Я — связист, встал в сторонке, чтоб не мешать разбираться специалистам. Хотя и так понятно, что вытекла вода из системы охлаждения. Стою себе спокойно и думаю: техническая помощь здесь, целый кузов запчастей здесь, главный специалист тоже здесь — переживать не о чем. Сейчас починят и поедем своих догонять. А свои медленно, но верно уезжают всё дальше и тоннель неотвратимо проглатывает последние машины.

На дороге остались наши две машины и «духовский» УАЗ. Стоит он себе спокойно, чуть сзади. Его бородатые загорелые пассажиры не выходят, смотрят через окна: чего будут делать эти озадаченные «шурави», то есть советские?

Не зря я надеялся на наших спецов! Неисправность быстро обнаружили. Оказалось, что перетёрся патрубок системы охлаждения, который соединяет нижнюю ванну радиатора с двигателем. Небольшая дырочка — а ехать нельзя. Патрубок заменить — дело на 15 минут, если есть запасной. Ну, это если есть…

Конечно же, сработал закон подлости. Перерыли всё в кузове «Урала», но патрубка нет — и ничего похожего, близко нет! Сам по себе он короткий, сантиметров двадцать пять, перетёрся прямо возле хомута у края трубы радиатора.

Докладываем по радио начальнику нашей колонны о происшествии — а что толку? Помочь они не могут и остановиться тоже. Колонны не останавливают из‑за одной машины.

В результате мозгового штурма специалистов принимается гениальное решение: отрезать патрубок в месте дыры — он станет на 4 см короче, немного стянуть его с двигателя, а на радиаторе ослабить крепление и попробовать чуть, чуть отодвинуть его назад. С горем пополам удалось сдвинуть радиатор, натянуть и закрепить патрубок. Главное, чтобы вентилятором не посекло радиатор! А ведь нам ещё около 400 км ехать: два перевала впереди.

Есть надежда, что в месте ночёвки — в Пули‑Хумри, где стояла наша тропосферная станция, — мы найдём такой патрубок.

Машина готова — пора ехать. И так провозились минут сорок. Капитан командует моему водителю:

— Заливай воду!

И тут — картина маслом:

— Нет воды, товарищ капитан!

— Как нет?! Ты что, первый раз в горы поехал?!

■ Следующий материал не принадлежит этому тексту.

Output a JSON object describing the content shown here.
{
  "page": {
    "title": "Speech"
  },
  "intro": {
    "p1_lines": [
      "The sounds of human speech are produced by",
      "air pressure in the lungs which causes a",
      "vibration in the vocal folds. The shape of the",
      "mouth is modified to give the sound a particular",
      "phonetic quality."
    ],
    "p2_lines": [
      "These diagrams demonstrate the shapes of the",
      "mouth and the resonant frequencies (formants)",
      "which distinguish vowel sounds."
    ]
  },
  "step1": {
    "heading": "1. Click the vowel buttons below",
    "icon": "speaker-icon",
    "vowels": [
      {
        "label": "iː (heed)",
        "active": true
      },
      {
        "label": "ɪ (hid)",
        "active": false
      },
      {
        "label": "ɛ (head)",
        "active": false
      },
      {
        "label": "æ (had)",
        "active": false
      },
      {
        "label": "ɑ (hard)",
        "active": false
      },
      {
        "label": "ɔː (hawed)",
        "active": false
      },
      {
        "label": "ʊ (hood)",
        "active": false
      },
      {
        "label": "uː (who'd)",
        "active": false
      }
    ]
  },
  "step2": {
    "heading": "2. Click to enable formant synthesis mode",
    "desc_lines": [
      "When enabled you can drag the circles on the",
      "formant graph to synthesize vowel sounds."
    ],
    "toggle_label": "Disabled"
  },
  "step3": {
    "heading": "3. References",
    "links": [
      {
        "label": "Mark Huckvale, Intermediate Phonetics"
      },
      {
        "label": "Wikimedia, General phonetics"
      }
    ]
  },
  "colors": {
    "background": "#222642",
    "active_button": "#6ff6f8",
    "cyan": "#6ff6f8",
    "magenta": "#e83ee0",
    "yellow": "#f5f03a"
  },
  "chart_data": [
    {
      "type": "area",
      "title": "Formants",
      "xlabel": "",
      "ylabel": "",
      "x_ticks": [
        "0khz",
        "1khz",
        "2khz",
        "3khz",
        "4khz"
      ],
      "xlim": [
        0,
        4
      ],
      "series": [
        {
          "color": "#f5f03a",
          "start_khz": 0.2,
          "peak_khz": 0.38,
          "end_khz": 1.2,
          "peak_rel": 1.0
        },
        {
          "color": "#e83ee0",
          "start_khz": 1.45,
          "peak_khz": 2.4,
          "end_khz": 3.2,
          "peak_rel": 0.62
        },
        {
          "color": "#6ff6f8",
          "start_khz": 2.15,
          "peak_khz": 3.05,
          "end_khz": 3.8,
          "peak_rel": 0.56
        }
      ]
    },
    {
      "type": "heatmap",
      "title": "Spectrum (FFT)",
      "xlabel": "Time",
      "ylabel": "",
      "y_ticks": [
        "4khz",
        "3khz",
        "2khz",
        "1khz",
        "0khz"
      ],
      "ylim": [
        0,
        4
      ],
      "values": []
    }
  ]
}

Короче, отругал он дембеля по полной. Дальше кричит своему бойцу:

— Неси воду!

Картина номер два:

— Нет воды, товарищ капитан!

Тут капитана чуть кондратий не хватил! Стоим на дороге в горах, до Кабула 80 км: справа — отвесная скала, вершины не видать; вдоль неё дорога — метров пять шириной, а потом — обрыв от пятидесяти и более метров вниз. Там, глубоко под обрывом, течёт ручей. И красотища вокруг неописуемая: серпантин между гор со сверкающими вершинами, на нём — хвост колонны, въезжающий в тоннель, и три сиротливых машины, раскорячившихся на дороге!

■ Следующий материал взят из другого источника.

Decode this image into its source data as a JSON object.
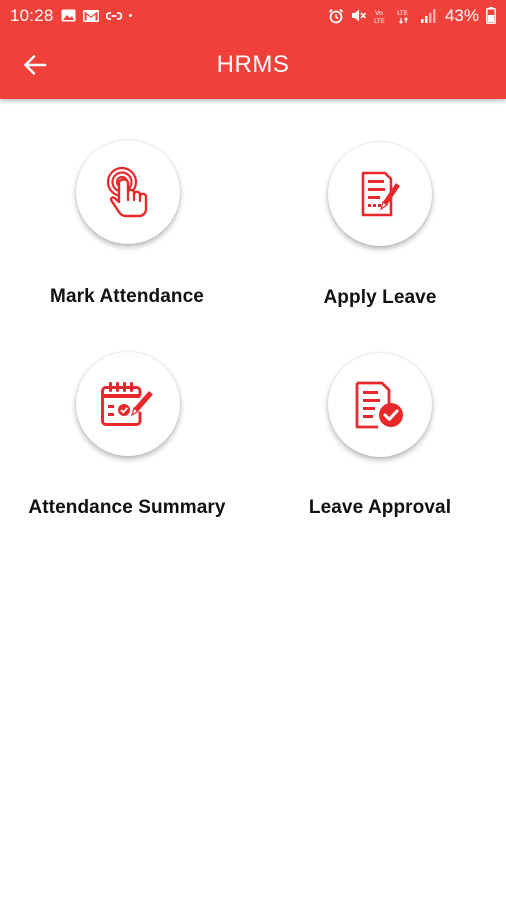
{
  "status_bar": {
    "time": "10:28",
    "battery_percent": "43%",
    "icons": [
      "gallery-icon",
      "gmail-icon",
      "link-icon",
      "alarm-icon",
      "mute-icon",
      "volte-icon",
      "lte-icon",
      "signal-icon",
      "battery-icon"
    ]
  },
  "app_bar": {
    "title": "HRMS",
    "back_icon": "arrow-left-icon"
  },
  "tiles": [
    {
      "label": "Mark Attendance",
      "icon": "touch-icon"
    },
    {
      "label": "Apply Leave",
      "icon": "form-edit-icon"
    },
    {
      "label": "Attendance Summary",
      "icon": "calendar-edit-icon"
    },
    {
      "label": "Leave Approval",
      "icon": "document-check-icon"
    }
  ],
  "colors": {
    "primary": "#f0403a",
    "icon_red": "#e8282b",
    "text": "#111111",
    "background": "#ffffff"
  }
}
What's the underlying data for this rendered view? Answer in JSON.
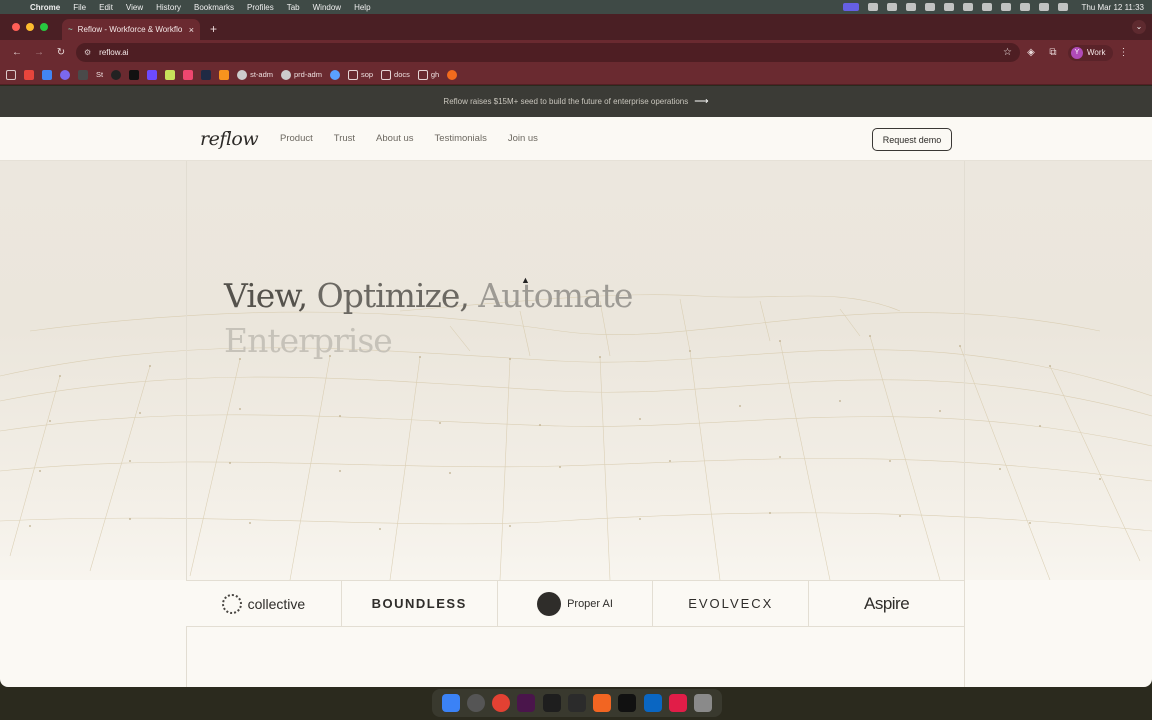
{
  "menubar": {
    "app_name": "Chrome",
    "items": [
      "File",
      "Edit",
      "View",
      "History",
      "Bookmarks",
      "Profiles",
      "Tab",
      "Window",
      "Help"
    ],
    "clock": "Thu Mar 12  11:33"
  },
  "browser": {
    "tab_title": "Reflow - Workforce & Workflo",
    "url": "reflow.ai",
    "profile_label": "Work",
    "profile_initial": "Y"
  },
  "bookmarks": {
    "items": [
      "St",
      "st-adm",
      "prd-adm",
      "sop",
      "docs",
      "gh"
    ]
  },
  "site": {
    "banner_text": "Reflow raises $15M+ seed to build the future of enterprise operations",
    "logo": "reflow",
    "nav": [
      "Product",
      "Trust",
      "About us",
      "Testimonials",
      "Join us"
    ],
    "cta": "Request demo",
    "headline": {
      "w1": "View,",
      "w2": "Optimize,",
      "w3": "Automate",
      "w4": "Enterprise"
    },
    "customers": [
      "collective",
      "BOUNDLESS",
      "Proper AI",
      "EVOLVECX",
      "Aspire"
    ]
  },
  "colors": {
    "tab_bar": "#4a1f24",
    "toolbar": "#6a2a30",
    "page_bg": "#fbf9f4",
    "hero_bg": "#ece7de",
    "banner_bg": "#3b3b36"
  }
}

Но где наша не пропадала! Капитан немного пришел в себя и снова командует — теперь уже обоим водителям: взять канистры и спуститься вниз, набрать воды из ручья, а мне — прикрывать их, пока будут спускаться.

— Есть! — гаркнули дембеля и кинулись искать канистры!

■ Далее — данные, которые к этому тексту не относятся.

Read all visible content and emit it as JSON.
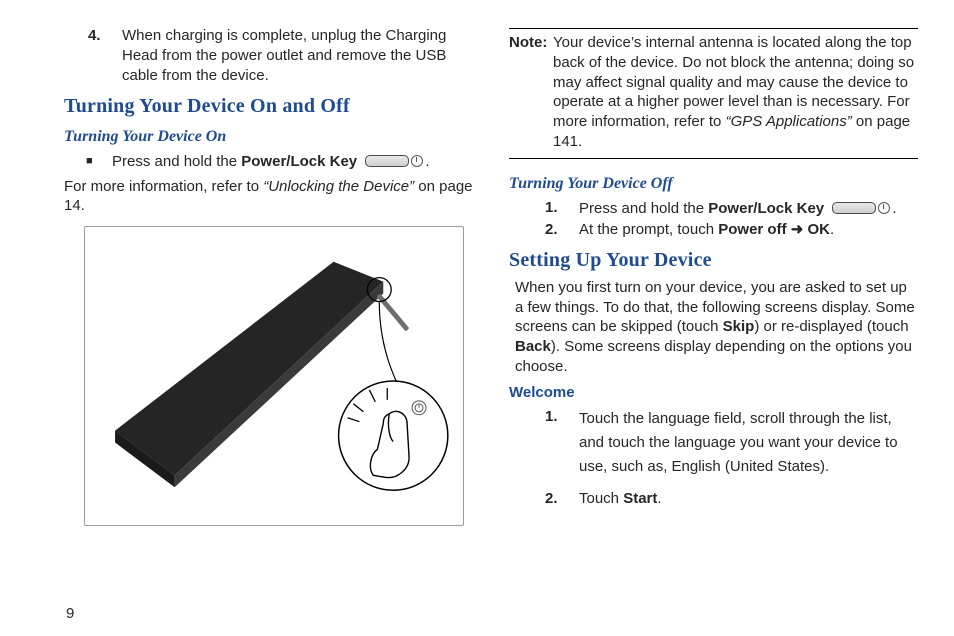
{
  "page_number": "9",
  "left": {
    "item4": {
      "num": "4.",
      "text": "When charging is complete, unplug the Charging Head from the power outlet and remove the USB cable from the device."
    },
    "h2_power": "Turning Your Device On and Off",
    "h3_on": "Turning Your Device On",
    "bullet_on": {
      "pre": "Press and hold the ",
      "key": "Power/Lock Key",
      "post": "."
    },
    "more_info": {
      "pre": "For more information, refer to ",
      "link": "“Unlocking the Device”",
      "post": " on page 14."
    }
  },
  "right": {
    "note": {
      "label": "Note:",
      "text_pre": "Your device’s internal antenna is located along the top back of the device. Do not block the antenna; doing so may affect signal quality and may cause the device to operate at a higher power level than is necessary. For more information, refer to ",
      "link": "“GPS Applications”",
      "text_post": " on page 141."
    },
    "h3_off": "Turning Your Device Off",
    "off1": {
      "num": "1.",
      "pre": "Press and hold the ",
      "key": "Power/Lock Key",
      "post": "."
    },
    "off2": {
      "num": "2.",
      "pre": "At the prompt, touch ",
      "b1": "Power off",
      "arrow": " ➜ ",
      "b2": "OK",
      "post": "."
    },
    "h2_setup": "Setting Up Your Device",
    "setup_para": {
      "p1": "When you first turn on your device, you are asked to set up a few things. To do that, the following screens display. Some screens can be skipped (touch ",
      "b1": "Skip",
      "p2": ") or re-displayed (touch ",
      "b2": "Back",
      "p3": "). Some screens display depending on the options you choose."
    },
    "h3_welcome": "Welcome",
    "welcome1": {
      "num": "1.",
      "text": "Touch the language field, scroll through the list, and touch the language you want your device to use, such as, English (United States)."
    },
    "welcome2": {
      "num": "2.",
      "pre": "Touch ",
      "b": "Start",
      "post": "."
    }
  },
  "icons": {
    "power_key": "power-lock-key-icon"
  }
}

Однако по закону подлости беда не приходит одна! Видимо, в мечтах о скором дембеле, забросили они всю подготовку к маршу. Обыскали обе машины — нет ни одной канистры, хоть тресни! Ни ведра, ни банки. Дембеля раз десять проехали этой дорогой за время службы в Афгане — и ничего с ними не случалось, и машины не ломались ни разу. Расслабились — и в их последнюю колонну такой сюрприз!

Матерился начальник автослужбы в полный голос на весь Гиндукуш! Седые вершины скал, снизились метров на десять от великого и могучего, а афганцы в уазике натянули на уши свои пуштунки‑паколи и зарделись румянцем сквозь загар! Матерный язык, видимо, в переводе не нуждается.

После такой воспитательной работы водителя моей машины осенило: снимает он в кабине со стены алюминиевый двухлитровый термос. В другую руку берёт каску за тренчик — как ведёрко — и спускается за водой. Я сверху — типа прикрываю. Смех и грех!

Не помню, сколько раз он спускался в эту преисподнюю по практически вертикальному склону, но воду мы залили — и поехали догонять колонну. Думаю, он на всю жизнь запомнил эту поездку и рассказывает о ней своим внукам до сих пор.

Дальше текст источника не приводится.